By Elise Nakhnikian
So many movies, so little time.
I see about three new releases in an average week. That may sound like a lot, but it almost never feels like enough. I’m forever triaging the titles on my list. The first to go are the big, glossy Hollywood movies, the ones so formulaic you can practically hear the pitch as you watch the trailer.
But sometimes I don’t want to be to be challenged or enlightened; I just want to be entertained. Last weekend was one of those times, so I caught up on three big releases I’d missed when they came out: a romance, a post-apocalyptic Western, and a heartwarming true story. I was hoping for a solid trifecta of escapist entertainment, and that’s pretty much what I got.
It’s Complicated is wish fulfillment for middle-aged women, a less broadly played, more upscale Mamma Mia without the Abba music. You know it’s got to be a fantasy when the 50-something woman’s boyfriend earnestly tells her: “Your age is one of my favorite things about you.”
As in Mamma Mia, Meryl Streep plays the heroine and looks like she’s having the time of her life – and few things are more joyful than Streep having fun. Once again, she plays a vibrant woman with loving kids, a loyal coterie of good-time girlfriends, and a hyperactive love life. This time there are just two men vying for her affections – her ex-husband (a comically raffish Alec Baldwin) and her architect (Steve Martin, as boyishly bashful as ever). But hey, that’s pretty good for a post-menopausal divorcee.
Director Nancy Meyers’ romantic comedies are not about verbal jousting or witty subterfuge. Her characters wear their hearts on their stylish sleeves, and they tend to revert when they fall in love, acting like hormone-addled teenagers. But nobody can run the gamut of human emotions better than Streep, and Meyers gives her a pretty wide range to explore. There may not be any musical numbers in It’s Complicated, but Streep makes it sing.
The Book of Eli takes place in one of those post-apocalyptic wastelands that’s become a genre in itself since Mad Max. Denzel Washington is the righteous avenger this time around. Striding through the barren landscape like Clint Eastwood’s darker brother, he’s literally on a mission from God.
The movie is competently directed by those nice Armenian boys, the Hughes Brothers (You may think of them as African-American like their dad, but their mom’s Armenian, so they’re homeboys to me), who choose their influences well. I saw The Road, The Road Warrior, Children of Men, and more in its picturesquely floodlit, desaturated palette; its smoggy brown air and ruined landscapes; the ragged post-apocalyptic chic of its costumes; and its fantastic twist ending. Some of the cast seems recycled too, with Tom Waits playing the proprietor of a ramshackle store and Gary Oldman, who sometimes appearing to be parodying Pat Robertson, playing a town’s psychopathic overlord. But The Book of Eli is satisfying in spite of being so derivative. Or is that why it works?

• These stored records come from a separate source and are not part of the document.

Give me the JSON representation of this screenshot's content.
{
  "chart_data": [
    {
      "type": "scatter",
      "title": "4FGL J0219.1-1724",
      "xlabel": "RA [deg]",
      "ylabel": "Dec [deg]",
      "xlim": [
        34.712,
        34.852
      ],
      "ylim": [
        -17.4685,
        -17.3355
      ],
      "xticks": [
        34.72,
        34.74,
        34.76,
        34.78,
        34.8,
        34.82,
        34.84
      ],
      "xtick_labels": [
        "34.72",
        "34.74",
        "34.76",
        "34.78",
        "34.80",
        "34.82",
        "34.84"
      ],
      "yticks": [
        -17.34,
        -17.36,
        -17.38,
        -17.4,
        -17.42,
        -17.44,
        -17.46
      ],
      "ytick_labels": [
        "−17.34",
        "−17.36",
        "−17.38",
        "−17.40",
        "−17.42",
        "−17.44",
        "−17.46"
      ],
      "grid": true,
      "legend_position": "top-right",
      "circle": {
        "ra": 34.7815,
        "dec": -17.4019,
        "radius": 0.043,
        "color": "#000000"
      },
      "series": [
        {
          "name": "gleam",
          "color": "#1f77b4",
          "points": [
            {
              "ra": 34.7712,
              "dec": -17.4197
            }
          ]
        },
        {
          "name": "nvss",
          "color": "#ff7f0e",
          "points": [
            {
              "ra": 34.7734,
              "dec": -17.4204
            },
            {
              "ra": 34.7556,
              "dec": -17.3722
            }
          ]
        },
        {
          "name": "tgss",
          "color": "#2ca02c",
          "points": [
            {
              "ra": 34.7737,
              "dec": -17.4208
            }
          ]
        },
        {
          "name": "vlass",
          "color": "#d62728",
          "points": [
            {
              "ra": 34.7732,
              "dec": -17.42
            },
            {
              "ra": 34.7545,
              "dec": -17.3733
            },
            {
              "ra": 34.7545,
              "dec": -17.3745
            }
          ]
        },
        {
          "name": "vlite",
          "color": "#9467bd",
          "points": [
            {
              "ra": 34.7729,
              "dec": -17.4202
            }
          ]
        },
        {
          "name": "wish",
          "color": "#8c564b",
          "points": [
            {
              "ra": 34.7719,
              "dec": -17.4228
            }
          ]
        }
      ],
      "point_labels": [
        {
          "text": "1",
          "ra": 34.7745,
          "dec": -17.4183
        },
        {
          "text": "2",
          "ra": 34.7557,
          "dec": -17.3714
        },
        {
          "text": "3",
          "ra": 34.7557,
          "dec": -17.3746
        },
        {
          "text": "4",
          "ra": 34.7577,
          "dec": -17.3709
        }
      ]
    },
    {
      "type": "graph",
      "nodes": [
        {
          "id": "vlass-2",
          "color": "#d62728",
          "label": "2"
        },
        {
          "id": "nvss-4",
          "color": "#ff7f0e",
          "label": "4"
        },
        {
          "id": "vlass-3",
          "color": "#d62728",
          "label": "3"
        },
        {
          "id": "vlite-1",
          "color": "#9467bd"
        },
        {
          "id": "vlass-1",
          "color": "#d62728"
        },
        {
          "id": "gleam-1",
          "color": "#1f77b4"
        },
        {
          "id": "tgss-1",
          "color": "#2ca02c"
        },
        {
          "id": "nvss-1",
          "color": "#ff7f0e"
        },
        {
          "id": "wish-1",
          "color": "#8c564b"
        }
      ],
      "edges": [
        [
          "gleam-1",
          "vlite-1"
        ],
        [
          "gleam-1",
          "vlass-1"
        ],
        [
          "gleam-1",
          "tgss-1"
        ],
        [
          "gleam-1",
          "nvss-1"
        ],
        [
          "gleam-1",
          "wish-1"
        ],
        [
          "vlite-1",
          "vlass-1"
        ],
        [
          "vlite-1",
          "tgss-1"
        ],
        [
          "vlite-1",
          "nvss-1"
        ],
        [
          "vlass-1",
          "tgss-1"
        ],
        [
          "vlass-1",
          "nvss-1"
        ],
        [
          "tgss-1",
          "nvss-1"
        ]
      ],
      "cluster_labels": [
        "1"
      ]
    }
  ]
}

What’s not to like about Sandra Bullock? Even when she breaks out a self-conscious accent and some mighty tight pantsuits in The Blind Side, playing a titanium-tough Southern belle in a Memphis McMansion, Bullock holds us close, making us see the mensch beneath the pancake makeup. And when her Leigh Ann Tuohy invites a sad-eyed homeless teenager to sleep on her $10,000 couch, eventually moving him into his own bedroom and then becoming his legal guardian – well, you’d better have brought your Kleenex.
Quinton Aaron plays the boy, Michael Oher, who became a football player under the Tuohys’ tutelage. The script doesn’t let on much about what he thinks, but Aaron makes his feelings clear, and it’s moving to see the glum, guarded boy lighten up as he settles into a life of luxury, emotional stability, and family love.
This is based on a true story (Michael Lewis wrote a book about it, which John Lee Hancock based his script on), which may explain why Leigh Ann and her family aren’t perfect. To its credit, the movie tackles their biggest blunder – the fact that they, like everyone at Michael’s otherwise-white school, assumed he would play football just because he was big and black.
When Leigh Ann finally asks Michael: “Do you even want to play football? Do you even like it?” he answers that he’s good at it. It’s a poignant response, making you wonder what else he might have found out he was good at if he’d landed somewhere else. But then the movie reminds you that that’s how families work: kids often follow in their parents’ footsteps, and our interests and priorities are always shaped by the people who raised us.
Shadings like that give The Blind Side a little depth, which was a pleasant surprise. But on the whole, it was just the cheerful, uncomplicated feel-good story I expected –and wanted – it to be.